Conclusions Est-ce possible d’élaborer des politiques de santé cohérentes en Belgique? Existe-t-il encore un niveau de pouvoir où un débat démocratique puisse décider non seulement de priorités mais encore de mettre les moyens les plus importants pour les stratégies qui s’avèrent les plus efficaces et les plus équitables? A prendre en compte dans les discussions sur l’avenir institutionnel Est-ce possible d’élaborer des politiques de santé cohérentes en Belgique? Existe-t-il encore un niveau de pouvoir où un débat démocratique puisse décider non seulement de priorités mais encore de mettre les moyens les plus importants pour les stratégies qui s’avèrent les plus efficaces et les plus équitables? La répartition actuelle des compétences en matière de politiques de santé ne permet pas cela. Au niveau fédéral l’évolution institutionnelle a renforcé une approche quasi exclusivement orientée vers les soins de santé avec un accent important sur les aspects gestionnaires. L’INAMI est devenu un acteur de plus en plus important dans les politiques de santé au détriment du ministère de la santé publique, la confusion entre politiques de santé et politiques de soins de santé y est presque systématique. La scission du curatif et du préventif a des effets pervers importants, non seulement sur le plan de l’efficience mais aussi en termes d’équité puisque dette scission contribue à maintenir les ISS. La promotion de la santé qui par essence relève d’une multiplicité de politiques ne relève d’aucun niveau de pouvoir sur plan des textes mais est de fait gérée par les communautés.
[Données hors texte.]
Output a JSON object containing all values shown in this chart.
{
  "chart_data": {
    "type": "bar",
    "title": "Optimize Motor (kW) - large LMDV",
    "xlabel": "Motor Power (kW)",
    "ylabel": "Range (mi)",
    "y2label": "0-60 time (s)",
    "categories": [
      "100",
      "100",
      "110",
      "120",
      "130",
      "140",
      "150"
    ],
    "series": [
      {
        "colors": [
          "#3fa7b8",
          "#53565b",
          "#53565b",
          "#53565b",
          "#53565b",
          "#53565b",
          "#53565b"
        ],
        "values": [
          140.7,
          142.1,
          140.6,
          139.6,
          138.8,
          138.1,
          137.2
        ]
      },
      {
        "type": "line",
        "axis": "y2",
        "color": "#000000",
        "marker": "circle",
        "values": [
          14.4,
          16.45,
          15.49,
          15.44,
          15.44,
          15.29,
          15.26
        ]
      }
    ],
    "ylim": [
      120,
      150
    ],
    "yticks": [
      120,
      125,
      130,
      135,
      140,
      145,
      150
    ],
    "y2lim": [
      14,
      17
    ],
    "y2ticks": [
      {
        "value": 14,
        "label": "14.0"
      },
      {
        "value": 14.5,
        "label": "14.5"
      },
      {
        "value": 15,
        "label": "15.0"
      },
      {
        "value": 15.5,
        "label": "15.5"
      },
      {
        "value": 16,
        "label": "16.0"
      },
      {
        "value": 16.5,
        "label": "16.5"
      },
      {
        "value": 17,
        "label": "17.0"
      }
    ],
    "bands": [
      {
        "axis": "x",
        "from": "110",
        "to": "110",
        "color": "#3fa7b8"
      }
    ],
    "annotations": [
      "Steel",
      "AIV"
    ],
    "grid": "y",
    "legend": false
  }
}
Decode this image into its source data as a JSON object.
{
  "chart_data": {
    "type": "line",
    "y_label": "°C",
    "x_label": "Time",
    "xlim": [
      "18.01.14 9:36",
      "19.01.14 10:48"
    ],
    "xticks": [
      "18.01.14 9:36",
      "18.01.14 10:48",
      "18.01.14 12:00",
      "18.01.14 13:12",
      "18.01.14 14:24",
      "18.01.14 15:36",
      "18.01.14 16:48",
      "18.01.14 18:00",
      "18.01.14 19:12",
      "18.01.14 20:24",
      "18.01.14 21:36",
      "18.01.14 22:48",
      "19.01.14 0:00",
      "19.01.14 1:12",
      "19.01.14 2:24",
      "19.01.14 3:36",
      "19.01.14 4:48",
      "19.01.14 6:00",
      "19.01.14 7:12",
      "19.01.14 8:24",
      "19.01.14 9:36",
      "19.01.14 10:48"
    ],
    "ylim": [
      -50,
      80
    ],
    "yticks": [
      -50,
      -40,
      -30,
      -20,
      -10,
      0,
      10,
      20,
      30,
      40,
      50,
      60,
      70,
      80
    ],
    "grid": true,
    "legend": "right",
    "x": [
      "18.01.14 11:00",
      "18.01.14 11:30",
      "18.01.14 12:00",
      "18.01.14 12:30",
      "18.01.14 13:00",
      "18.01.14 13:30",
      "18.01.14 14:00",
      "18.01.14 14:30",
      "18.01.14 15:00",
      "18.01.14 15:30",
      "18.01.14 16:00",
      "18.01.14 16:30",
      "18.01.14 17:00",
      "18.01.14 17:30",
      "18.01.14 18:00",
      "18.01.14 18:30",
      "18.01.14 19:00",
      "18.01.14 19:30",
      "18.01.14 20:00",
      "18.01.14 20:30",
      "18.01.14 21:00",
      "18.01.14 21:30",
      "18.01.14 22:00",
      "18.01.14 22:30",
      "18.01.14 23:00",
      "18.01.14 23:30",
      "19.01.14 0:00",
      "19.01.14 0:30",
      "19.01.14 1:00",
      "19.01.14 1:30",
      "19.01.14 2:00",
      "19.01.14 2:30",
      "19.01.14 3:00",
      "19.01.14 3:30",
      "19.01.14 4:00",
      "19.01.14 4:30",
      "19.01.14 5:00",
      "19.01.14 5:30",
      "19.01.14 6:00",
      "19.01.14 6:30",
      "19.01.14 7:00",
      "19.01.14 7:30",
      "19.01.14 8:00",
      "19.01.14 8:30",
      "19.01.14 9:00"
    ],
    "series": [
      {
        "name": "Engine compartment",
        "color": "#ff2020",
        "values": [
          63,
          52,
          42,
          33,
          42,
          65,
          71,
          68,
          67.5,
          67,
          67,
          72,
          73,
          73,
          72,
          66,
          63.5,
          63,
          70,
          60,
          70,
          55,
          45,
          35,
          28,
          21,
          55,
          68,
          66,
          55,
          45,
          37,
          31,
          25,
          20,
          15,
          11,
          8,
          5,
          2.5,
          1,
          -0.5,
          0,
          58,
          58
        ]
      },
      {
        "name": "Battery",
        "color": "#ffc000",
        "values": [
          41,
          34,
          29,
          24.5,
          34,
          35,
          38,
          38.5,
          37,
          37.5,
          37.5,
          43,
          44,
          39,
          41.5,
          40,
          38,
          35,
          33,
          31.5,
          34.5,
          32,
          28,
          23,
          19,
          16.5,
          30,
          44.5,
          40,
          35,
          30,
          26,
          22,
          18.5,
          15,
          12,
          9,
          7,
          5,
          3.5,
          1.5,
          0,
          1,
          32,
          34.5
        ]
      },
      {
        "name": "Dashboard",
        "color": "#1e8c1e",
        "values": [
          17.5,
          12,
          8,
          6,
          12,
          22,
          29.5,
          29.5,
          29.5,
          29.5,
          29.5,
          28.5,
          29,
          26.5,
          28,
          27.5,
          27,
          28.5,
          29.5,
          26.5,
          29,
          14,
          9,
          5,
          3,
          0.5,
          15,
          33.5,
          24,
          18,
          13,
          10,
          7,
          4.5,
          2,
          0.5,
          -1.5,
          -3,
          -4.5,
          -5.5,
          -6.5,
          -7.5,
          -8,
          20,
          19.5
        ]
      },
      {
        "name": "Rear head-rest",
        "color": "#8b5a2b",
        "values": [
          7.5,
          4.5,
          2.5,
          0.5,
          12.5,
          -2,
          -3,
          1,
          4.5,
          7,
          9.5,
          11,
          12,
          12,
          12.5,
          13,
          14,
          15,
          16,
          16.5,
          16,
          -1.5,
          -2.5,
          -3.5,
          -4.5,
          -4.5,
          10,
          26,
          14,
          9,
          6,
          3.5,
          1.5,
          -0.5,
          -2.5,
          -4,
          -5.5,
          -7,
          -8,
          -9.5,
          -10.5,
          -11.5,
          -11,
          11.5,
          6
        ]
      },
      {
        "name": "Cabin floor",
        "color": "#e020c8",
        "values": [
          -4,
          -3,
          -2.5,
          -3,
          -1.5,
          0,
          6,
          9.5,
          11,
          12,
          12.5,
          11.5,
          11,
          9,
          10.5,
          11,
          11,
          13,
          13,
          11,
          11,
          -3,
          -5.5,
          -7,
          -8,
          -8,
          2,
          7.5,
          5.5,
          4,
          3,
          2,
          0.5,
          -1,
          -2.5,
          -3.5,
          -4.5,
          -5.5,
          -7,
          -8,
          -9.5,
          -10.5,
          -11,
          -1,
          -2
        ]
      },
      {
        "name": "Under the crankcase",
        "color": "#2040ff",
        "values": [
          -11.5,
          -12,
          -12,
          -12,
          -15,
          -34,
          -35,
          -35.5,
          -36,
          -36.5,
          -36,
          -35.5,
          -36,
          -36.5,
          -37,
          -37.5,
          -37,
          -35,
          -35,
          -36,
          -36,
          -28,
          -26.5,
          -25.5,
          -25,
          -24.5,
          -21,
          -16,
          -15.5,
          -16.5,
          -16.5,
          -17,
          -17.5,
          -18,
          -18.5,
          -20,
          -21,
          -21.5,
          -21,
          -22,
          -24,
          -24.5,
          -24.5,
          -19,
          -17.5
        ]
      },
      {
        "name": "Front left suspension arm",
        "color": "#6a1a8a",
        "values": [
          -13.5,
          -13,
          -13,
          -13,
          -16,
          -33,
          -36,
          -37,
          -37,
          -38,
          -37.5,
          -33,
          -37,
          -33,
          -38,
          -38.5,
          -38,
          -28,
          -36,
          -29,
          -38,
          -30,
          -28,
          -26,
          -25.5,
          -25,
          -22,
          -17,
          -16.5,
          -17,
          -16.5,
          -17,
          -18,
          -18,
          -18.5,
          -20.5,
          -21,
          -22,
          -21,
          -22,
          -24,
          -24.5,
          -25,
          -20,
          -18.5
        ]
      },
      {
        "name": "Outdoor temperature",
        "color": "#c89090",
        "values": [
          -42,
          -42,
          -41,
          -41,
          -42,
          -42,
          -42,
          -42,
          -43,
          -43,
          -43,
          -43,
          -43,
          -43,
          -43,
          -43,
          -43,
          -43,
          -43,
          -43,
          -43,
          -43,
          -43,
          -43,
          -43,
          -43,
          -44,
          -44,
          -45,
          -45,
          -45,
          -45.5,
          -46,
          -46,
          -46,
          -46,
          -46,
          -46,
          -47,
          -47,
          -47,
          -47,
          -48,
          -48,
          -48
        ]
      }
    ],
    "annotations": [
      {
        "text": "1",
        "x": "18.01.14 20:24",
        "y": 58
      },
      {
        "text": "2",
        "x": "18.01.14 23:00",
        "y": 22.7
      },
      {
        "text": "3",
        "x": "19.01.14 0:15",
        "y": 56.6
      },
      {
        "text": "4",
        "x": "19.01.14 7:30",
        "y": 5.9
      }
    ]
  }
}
Or l’absence de territoire et de population identifiable au niveau des communautés est un obstacle à une articulation efficace avec différentes politiques essentielle en promotion de la santé comme l’environnement, l’aménagement du territoire, le logement,,.. On ne peut que plaider pour que les discussions sur l’avenir institutionnel du pays prennent en compte la nécessité de pouvoir mener des politiques de santé cohérentes et ambitieuses en Belgique. Le débat institutionnel ne concerne donc pas que des rapports de forces entre communautés mais devrait être utilisé pour débattre publiquement de ces enjeux essentiels.